I’m struggling with finding a reasonable rubric for determining lexical neighbors in languages with contrastive segment length. The basic issue is whether to consider a substitution of one geminate segment for another to qualify as a within-neighborhood change. e.g., are osso and otto neighbors?
Quick background: neighbors are similar words, but the notion of “similarity” can be variously defined. A standard working definition of neighbor is a lexical item that differs from your target by one phoneme (or in reading comprehension, one letter), and “differ” means the addition, deletion, or substitution of a single segment. A measurable variable using neighbors is neighborhood density: the count of neighbors of a given lexical item.
In experimental phonetics/phonology, neighborhood density is associated with Luce, Pisoni, and Goldinger (1989, 1990, et seq, et coauthors, et various subsets thereof) as a correlate of latency in spoken word recognition. The concept also appears in the literature regarding written word recognition at least as early as Coltheart et al (1977). Because of its implication in word recognition, density needs to be controlled for in phoneme discrimination tasks involving non-words (because they have neighborhoods of real words in the language of the subject). (At the risk of sweeping generalization) it is also presumably correlated directly with frequency and inversely with word length in many languages.
Consider an example from English. Here are the phonemic neighbors of scam; i.e. the existing English words which differ from scam by the addition, deletion, or substitution of a single phoneme: cam, sam, scamp, scram, spam, slam, swam, scum, skim, scheme, scab, scat, scan.

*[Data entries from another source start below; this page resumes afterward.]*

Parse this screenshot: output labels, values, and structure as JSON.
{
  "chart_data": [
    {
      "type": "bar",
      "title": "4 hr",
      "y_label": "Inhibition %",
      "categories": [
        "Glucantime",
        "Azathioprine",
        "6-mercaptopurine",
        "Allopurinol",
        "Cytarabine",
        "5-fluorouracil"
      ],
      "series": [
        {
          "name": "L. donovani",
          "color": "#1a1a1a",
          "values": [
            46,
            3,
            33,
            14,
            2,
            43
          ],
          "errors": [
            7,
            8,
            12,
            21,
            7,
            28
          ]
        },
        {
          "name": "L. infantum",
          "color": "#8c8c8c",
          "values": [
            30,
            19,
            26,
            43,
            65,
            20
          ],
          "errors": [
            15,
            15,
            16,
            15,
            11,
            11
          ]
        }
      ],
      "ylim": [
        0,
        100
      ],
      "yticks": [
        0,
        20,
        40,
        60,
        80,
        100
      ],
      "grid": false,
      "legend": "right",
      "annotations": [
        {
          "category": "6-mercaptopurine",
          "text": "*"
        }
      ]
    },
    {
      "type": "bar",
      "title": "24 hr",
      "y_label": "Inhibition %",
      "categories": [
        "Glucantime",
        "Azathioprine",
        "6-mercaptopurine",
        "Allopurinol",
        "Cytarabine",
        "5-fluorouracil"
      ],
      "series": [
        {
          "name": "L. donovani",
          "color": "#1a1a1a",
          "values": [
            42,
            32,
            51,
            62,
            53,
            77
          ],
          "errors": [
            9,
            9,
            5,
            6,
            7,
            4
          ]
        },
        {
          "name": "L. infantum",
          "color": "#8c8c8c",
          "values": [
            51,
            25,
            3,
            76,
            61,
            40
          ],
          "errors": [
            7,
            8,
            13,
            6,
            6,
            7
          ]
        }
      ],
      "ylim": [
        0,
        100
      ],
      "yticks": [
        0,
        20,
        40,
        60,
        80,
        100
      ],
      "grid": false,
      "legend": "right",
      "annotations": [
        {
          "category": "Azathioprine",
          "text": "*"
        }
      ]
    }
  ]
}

Suppose then you are working with a language in which vowel length is contrastive, and you want to find the neighbors of a word like, say, paak. It shouldn’t be too controversial to allow paa, aak, taak, laak, maak, naak, paat, paap, paan, and paat as neighbors. What, then, of manipulating the vowel? For example, which of pak, piik, and pik should also count as neighbors?
I guess the answer depends on your conception of length. Let’s assume that [a] in pak is a substitution for [aa]. This can only be the case if they are considered different kinds of segments, and [aa] is a single segment for the purposes of neighborliness. It would follow that [ii] is also a single segment, and thus [i] and [ii] can both serve as substituted segments, therefore pak, piik, and pik are all neighbors of paak.
If you instead consider pak to be a deleted neighbor of paak (like paa or aak), then you are relying on the assumption that aa is two segments. As a result, neither pik nor piik can be considered neighbors: both involve two segment changes rather than one (a deletion and a substitution in pik, and two substitutions in piik). Maybe it doesn’t matter, but if you are working in a 7-vowel system, this reduces the set of potential neighbors for any word by 12 for each vowel in the word.
I guess one way around this is to code two variables: a length-as-single-segment measure and a length-as-two-segment measure. Another way around it is to look for precedent, which I have started to do. There is some work on neighborhood density in languages with contrastive length, in particular Italian and Japanese. (I checked Arabic and Hebrew in LLBA but came up dry).
The Japanese research (Kawakami, Masahiro 2002) suggests an inhibitory effect on lexical decision of kana-level neighborhood density (i.e., orthographic neighborhood), but not of phoneme-level neighborhood density. I can’t tell if the decision tasks were both reading tasks, but that would explain the different results across tasks. I also don’t know whether this research considers a change of segment length to be substitution or addition/deletion, as I have not been able to determine whether long segments appeared or were manipulated in any test items. Judging from the short discussion I found here, length was left out of the equation.
The Italian research (Barca et al 2002) is also focused on reading tasks and orthographic neighborliness. It would thus seem that geminate consonants (spelled with two letters) would count as two units. So anno ‘year’ and inno ‘hymn’ are considered neighbors, but osso ‘bone’ and otto ‘eight’ are not.
If ss and tt are both treated as single segments, they could substitute for each other, and either could substitute for s or t. Ultimately this condition would increase the neighborhood size of everything in the lexicon, but individual items could be affected in different ways. Perhaps what I’ll do is code my data both ways, rank lexical items in order of density, and see if the ordering changes drastically between the groups.